Written by Casey Hall
SHANGHAI, March 23 (Reuters) – Alibaba is making further inroads into the global race for agent-based artificial intelligence with the launch of Accio Work, a plug-and-play “AI task force” that allows its international commerce arm to autonomously run complex business operations for small and medium-sized enterprises.
The announcement comes amidst an agent AI boom in China sparked by OpenClaw, with consumers ranging from students to retirees vying to get in on the “lobster farming” trend, prompting companies to rush to adopt OpenClaw-based tools, and raising security concerns.

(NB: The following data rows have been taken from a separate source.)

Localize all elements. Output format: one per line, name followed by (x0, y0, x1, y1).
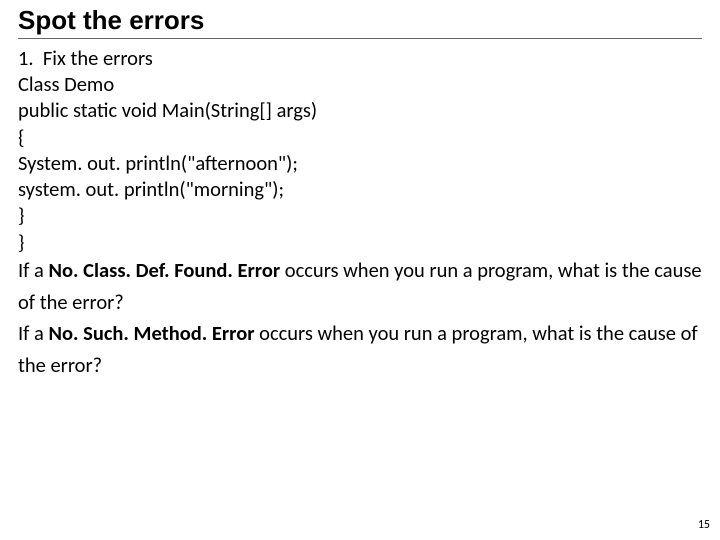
question-2: If a No. Such. Method. Error occurs when… (18, 318, 702, 382)
q2-pre: If a (18, 320, 49, 346)
code-line-1: Class Demo (18, 71, 702, 97)
slide: Spot the errors 1. Fix the errors Class … (0, 0, 720, 540)
slide-body: 1. Fix the errors Class Demo public stat… (18, 45, 702, 382)
slide-title: Spot the errors (18, 6, 702, 39)
q1-error-name: No. Class. Def. Found. Error (49, 257, 281, 283)
item-label: Fix the errors (43, 45, 153, 71)
question-1: If a No. Class. Def. Found. Error occurs… (18, 255, 702, 319)
item-number: 1. (18, 45, 34, 71)
page-number: 15 (698, 518, 710, 532)
code-line-3: { (18, 124, 702, 150)
code-line-5: system. out. println("morning"); (18, 176, 702, 202)
q2-error-name: No. Such. Method. Error (49, 320, 255, 346)
code-line-4: System. out. println("afternoon"); (18, 150, 702, 176)
q1-pre: If a (18, 257, 49, 283)
code-line-6: } (18, 202, 702, 228)
numbered-item: 1. Fix the errors (18, 45, 702, 71)
code-line-2: public static void Main(String[] args) (18, 97, 702, 123)
code-line-7: } (18, 229, 702, 255)
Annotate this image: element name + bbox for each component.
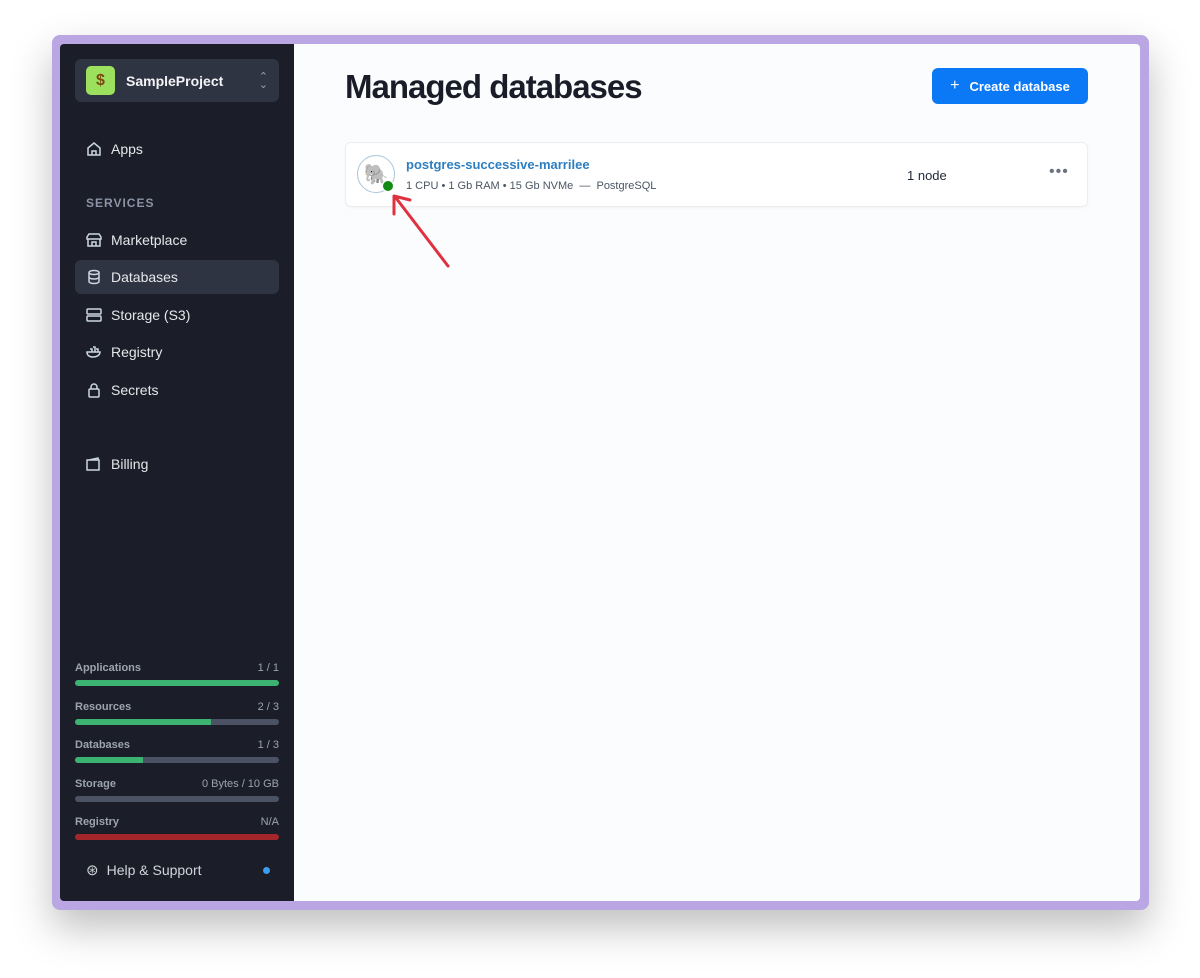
store-icon [86, 233, 102, 247]
sidebar-item-storage[interactable]: Storage (S3) [75, 298, 279, 332]
plus-icon: + [950, 77, 960, 94]
sidebar-item-label: Databases [111, 269, 178, 285]
usage-bar-fill [75, 757, 143, 763]
usage-bar [75, 795, 279, 802]
sidebar-item-label: Secrets [111, 382, 159, 398]
usage-value: 0 Bytes / 10 GB [201, 777, 279, 790]
help-support-link[interactable]: ⊛ Help & Support [86, 861, 270, 879]
database-icon [88, 269, 100, 285]
usage-meter-resources: Resources 2 / 3 [75, 701, 279, 725]
money-bag-icon: $ [86, 66, 115, 95]
main-content: Managed databases + Create database 🐘 pos… [294, 44, 1140, 901]
sidebar-item-label: Registry [111, 344, 163, 360]
usage-value: 2 / 3 [257, 700, 279, 713]
project-switcher[interactable]: $ SampleProject ⌃ ⌄ [75, 59, 279, 102]
help-label: Help & Support [106, 862, 202, 878]
create-database-button[interactable]: + Create database [932, 68, 1088, 104]
usage-bar [75, 718, 279, 725]
docker-icon [86, 346, 101, 358]
usage-bar-fill [75, 680, 279, 686]
more-options-icon[interactable]: ••• [1049, 163, 1069, 181]
lifebuoy-icon: ⊛ [86, 862, 99, 879]
sidebar-item-marketplace[interactable]: Marketplace [75, 223, 279, 257]
usage-label: Resources [75, 700, 132, 713]
page-title: Managed databases [345, 68, 643, 105]
usage-bar-fill [75, 718, 212, 725]
sidebar-item-registry[interactable]: Registry [75, 335, 279, 369]
usage-bar-fill [75, 834, 279, 840]
usage-value: 1 / 3 [257, 739, 279, 751]
usage-label: Applications [75, 662, 142, 674]
sidebar-item-label: Marketplace [111, 232, 188, 248]
notification-dot [263, 866, 270, 874]
usage-label: Registry [75, 816, 120, 828]
sidebar-item-label: Apps [111, 141, 143, 157]
chevron-updown-icon: ⌃ ⌄ [258, 70, 268, 91]
usage-bar [75, 757, 279, 763]
lock-icon [88, 383, 100, 398]
project-name: SampleProject [126, 72, 224, 89]
usage-meter-storage: Storage 0 Bytes / 10 GB [75, 778, 279, 802]
usage-label: Databases [75, 739, 131, 751]
usage-meter-applications: Applications 1 / 1 [75, 662, 279, 686]
app-window: $ SampleProject ⌃ ⌄ Apps SERVICES Marketp… [60, 44, 1140, 901]
button-label: Create database [969, 78, 1070, 94]
usage-bar [75, 834, 279, 840]
status-indicator [382, 180, 394, 192]
usage-bar [75, 680, 279, 686]
sidebar-item-apps[interactable]: Apps [75, 132, 279, 166]
database-row[interactable]: 🐘 postgres-successive-marrilee 1 CPU • 1… [345, 142, 1088, 207]
sidebar-item-label: Storage (S3) [111, 307, 191, 323]
usage-label: Storage [75, 777, 116, 790]
usage-meter-registry: Registry N/A [75, 816, 279, 840]
server-icon [86, 308, 102, 322]
usage-value: N/A [260, 816, 279, 828]
database-name-link[interactable]: postgres-successive-marrilee [406, 157, 590, 172]
sidebar-item-billing[interactable]: Billing [75, 447, 279, 481]
services-heading: SERVICES [86, 196, 155, 210]
usage-value: 1 / 1 [257, 662, 279, 674]
sidebar: $ SampleProject ⌃ ⌄ Apps SERVICES Marketp… [60, 44, 294, 901]
sidebar-item-secrets[interactable]: Secrets [75, 373, 279, 407]
node-count: 1 node [907, 168, 947, 183]
usage-meter-databases: Databases 1 / 3 [75, 739, 279, 763]
database-specs: 1 CPU • 1 Gb RAM • 15 Gb NVMe — PostgreS… [406, 180, 657, 192]
wallet-icon [86, 457, 100, 471]
home-icon [87, 142, 101, 156]
sidebar-item-databases[interactable]: Databases [75, 260, 279, 294]
sidebar-item-label: Billing [111, 456, 149, 472]
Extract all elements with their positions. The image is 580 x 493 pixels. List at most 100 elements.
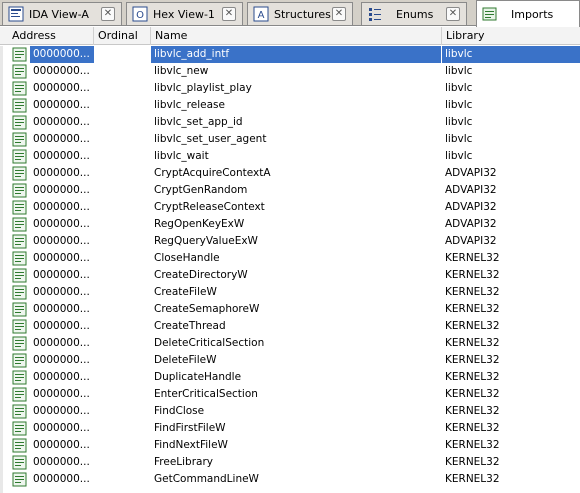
table-row[interactable]: 0000000... CreateDirectoryW KERNEL32	[0, 267, 580, 284]
close-icon[interactable]: ✕	[222, 7, 236, 21]
table-row[interactable]: 0000000... libvlc_wait libvlc	[0, 148, 580, 165]
table-row[interactable]: 0000000... EnterCriticalSection KERNEL32	[0, 386, 580, 403]
library-cell: libvlc	[445, 99, 473, 111]
table-row[interactable]: 0000000... DuplicateHandle KERNEL32	[0, 369, 580, 386]
table-row[interactable]: 0000000... CryptReleaseContext ADVAPI32	[0, 199, 580, 216]
import-entry-icon	[12, 319, 28, 334]
column-ordinal[interactable]: Ordinal	[94, 27, 151, 45]
tab-hex-view-1[interactable]: O Hex View-1 ✕	[126, 2, 243, 25]
import-entry-icon	[12, 200, 28, 215]
library-cell: ADVAPI32	[445, 235, 497, 247]
tab-ida-view-a[interactable]: IDA View-A ✕	[2, 2, 122, 25]
library-cell: ADVAPI32	[445, 201, 497, 213]
import-entry-icon	[12, 438, 28, 453]
structures-icon: A	[253, 6, 269, 22]
table-row[interactable]: 0000000... FreeLibrary KERNEL32	[0, 454, 580, 471]
name-cell: libvlc_wait	[154, 150, 209, 162]
name-cell: DeleteFileW	[154, 354, 217, 366]
library-cell: libvlc	[445, 150, 473, 162]
tab-label: Hex View-1	[153, 7, 215, 21]
address-cell: 0000000...	[33, 184, 90, 196]
table-row[interactable]: 0000000... CreateThread KERNEL32	[0, 318, 580, 335]
table-row[interactable]: 0000000... CryptAcquireContextA ADVAPI32	[0, 165, 580, 182]
name-cell: CryptReleaseContext	[154, 201, 265, 213]
address-cell: 0000000...	[33, 456, 90, 468]
address-cell: 0000000...	[33, 82, 90, 94]
table-row[interactable]: 0000000... FindNextFileW KERNEL32	[0, 437, 580, 454]
table-row[interactable]: 0000000... CreateSemaphoreW KERNEL32	[0, 301, 580, 318]
library-cell: libvlc	[445, 133, 473, 145]
address-cell: 0000000...	[33, 320, 90, 332]
tab-label: Structures	[274, 7, 331, 21]
enums-icon	[367, 6, 383, 22]
tab-structures[interactable]: A Structures ✕	[247, 2, 353, 25]
address-cell: 0000000...	[30, 46, 94, 63]
table-row[interactable]: 0000000... CreateFileW KERNEL32	[0, 284, 580, 301]
table-row[interactable]: 0000000... libvlc_release libvlc	[0, 97, 580, 114]
library-cell: libvlc	[445, 116, 473, 128]
library-cell: libvlc	[445, 65, 473, 77]
name-cell: CryptGenRandom	[154, 184, 248, 196]
column-library[interactable]: Library	[442, 27, 580, 45]
library-cell: KERNEL32	[445, 269, 500, 281]
import-entry-icon	[12, 166, 28, 181]
tab-label: Enums	[396, 7, 434, 21]
import-entry-icon	[12, 234, 28, 249]
table-row[interactable]: 0000000... DeleteFileW KERNEL32	[0, 352, 580, 369]
table-row[interactable]: 0000000... RegOpenKeyExW ADVAPI32	[0, 216, 580, 233]
column-name[interactable]: Name	[151, 27, 442, 45]
table-row[interactable]: 0000000... DeleteCriticalSection KERNEL3…	[0, 335, 580, 352]
name-cell: FindNextFileW	[154, 439, 228, 451]
address-cell: 0000000...	[33, 235, 90, 247]
address-cell: 0000000...	[33, 150, 90, 162]
table-row[interactable]: 0000000... GetCommandLineW KERNEL32	[0, 471, 580, 488]
address-cell: 0000000...	[33, 439, 90, 451]
tab-label: Imports	[511, 7, 554, 21]
close-icon[interactable]: ✕	[446, 7, 460, 21]
table-row[interactable]: 0000000... libvlc_add_intf libvlc	[0, 46, 580, 63]
tab-label: IDA View-A	[29, 7, 89, 21]
name-cell: EnterCriticalSection	[154, 388, 258, 400]
table-row[interactable]: 0000000... CloseHandle KERNEL32	[0, 250, 580, 267]
name-cell: FreeLibrary	[154, 456, 213, 468]
table-row[interactable]: 0000000... FindClose KERNEL32	[0, 403, 580, 420]
name-cell: GetCommandLineW	[154, 473, 259, 485]
column-address[interactable]: Address	[8, 27, 94, 45]
address-cell: 0000000...	[33, 354, 90, 366]
tab-enums[interactable]: Enums ✕	[361, 2, 467, 25]
close-icon[interactable]: ✕	[101, 7, 115, 21]
library-cell: KERNEL32	[445, 354, 500, 366]
table-row[interactable]: 0000000... CryptGenRandom ADVAPI32	[0, 182, 580, 199]
table-row[interactable]: 0000000... RegQueryValueExW ADVAPI32	[0, 233, 580, 250]
svg-text:O: O	[136, 10, 144, 21]
hex-view-icon: O	[132, 6, 148, 22]
table-row[interactable]: 0000000... FindFirstFileW KERNEL32	[0, 420, 580, 437]
name-cell: libvlc_set_user_agent	[154, 133, 267, 145]
name-cell: libvlc_release	[154, 99, 225, 111]
library-cell: KERNEL32	[445, 405, 500, 417]
table-row[interactable]: 0000000... libvlc_new libvlc	[0, 63, 580, 80]
import-entry-icon	[12, 370, 28, 385]
table-row[interactable]: 0000000... libvlc_playlist_play libvlc	[0, 80, 580, 97]
import-entry-icon	[12, 183, 28, 198]
library-cell: libvlc	[445, 82, 473, 94]
svg-text:A: A	[258, 10, 265, 21]
name-cell: libvlc_set_app_id	[154, 116, 243, 128]
close-icon[interactable]: ✕	[332, 7, 346, 21]
import-entry-icon	[12, 132, 28, 147]
tab-imports[interactable]: Imports	[476, 0, 580, 27]
name-cell: CloseHandle	[154, 252, 220, 264]
address-cell: 0000000...	[33, 286, 90, 298]
import-entry-icon	[12, 353, 28, 368]
name-cell: DeleteCriticalSection	[154, 337, 265, 349]
name-cell: libvlc_new	[154, 65, 209, 77]
library-cell: KERNEL32	[445, 337, 500, 349]
import-entry-icon	[12, 47, 28, 62]
name-cell: CryptAcquireContextA	[154, 167, 271, 179]
table-row[interactable]: 0000000... libvlc_set_user_agent libvlc	[0, 131, 580, 148]
import-entry-icon	[12, 217, 28, 232]
import-entry-icon	[12, 455, 28, 470]
import-entry-icon	[12, 64, 28, 79]
table-row[interactable]: 0000000... libvlc_set_app_id libvlc	[0, 114, 580, 131]
library-cell: KERNEL32	[445, 456, 500, 468]
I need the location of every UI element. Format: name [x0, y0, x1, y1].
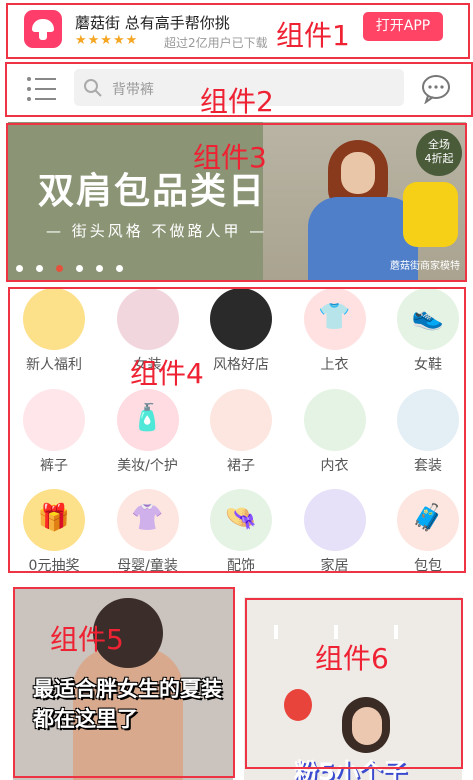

In contrast to the consumer-driven frenzy, Accio Work says it deploys a cross-functional AI team that requires no coding or setup.
“We differentiate ourselves by being a specialized B2B tool rather than a generalist platform,” said Kuo Zhang, Alibaba’s international vice president. “We draw very clear lines in high-stakes operations… Any action that involves financial transactions, making payments, or accessing private files requires explicit and detailed permission from users.”
The announcement comes less than a week after another division of Alibaba introduced Wukong, an enterprise-ready agent AI platform that can coordinate multiple AI agents to perform complex business tasks such as document editing, spreadsheet updates, meeting transcription and research within a single interface.
Alibaba announced last week that it would separate its AI business from its cloud computing division. The newly formed Alibaba Token Hub business group, led by CEO Eddie Wu, is the clearest indication that the company is shifting its focus to digital assistants powered by AI models that use far more tokens (units of data used to generate language) than traditional Q&A chatbots.
Zhang said the high-stakes global effort to define agentic AI comes with inherent risks that can only be mitigated with controlled, specialized models that balance automation and security.
“We believe the biggest risk lies in using a horizontal generalist model for vertical business tasks. By focusing on specialized B2B agents and implementing AI alongside a human approval layer, we can provide the benefits of an autonomous workforce without the traditional risks associated with unconstrained AI.”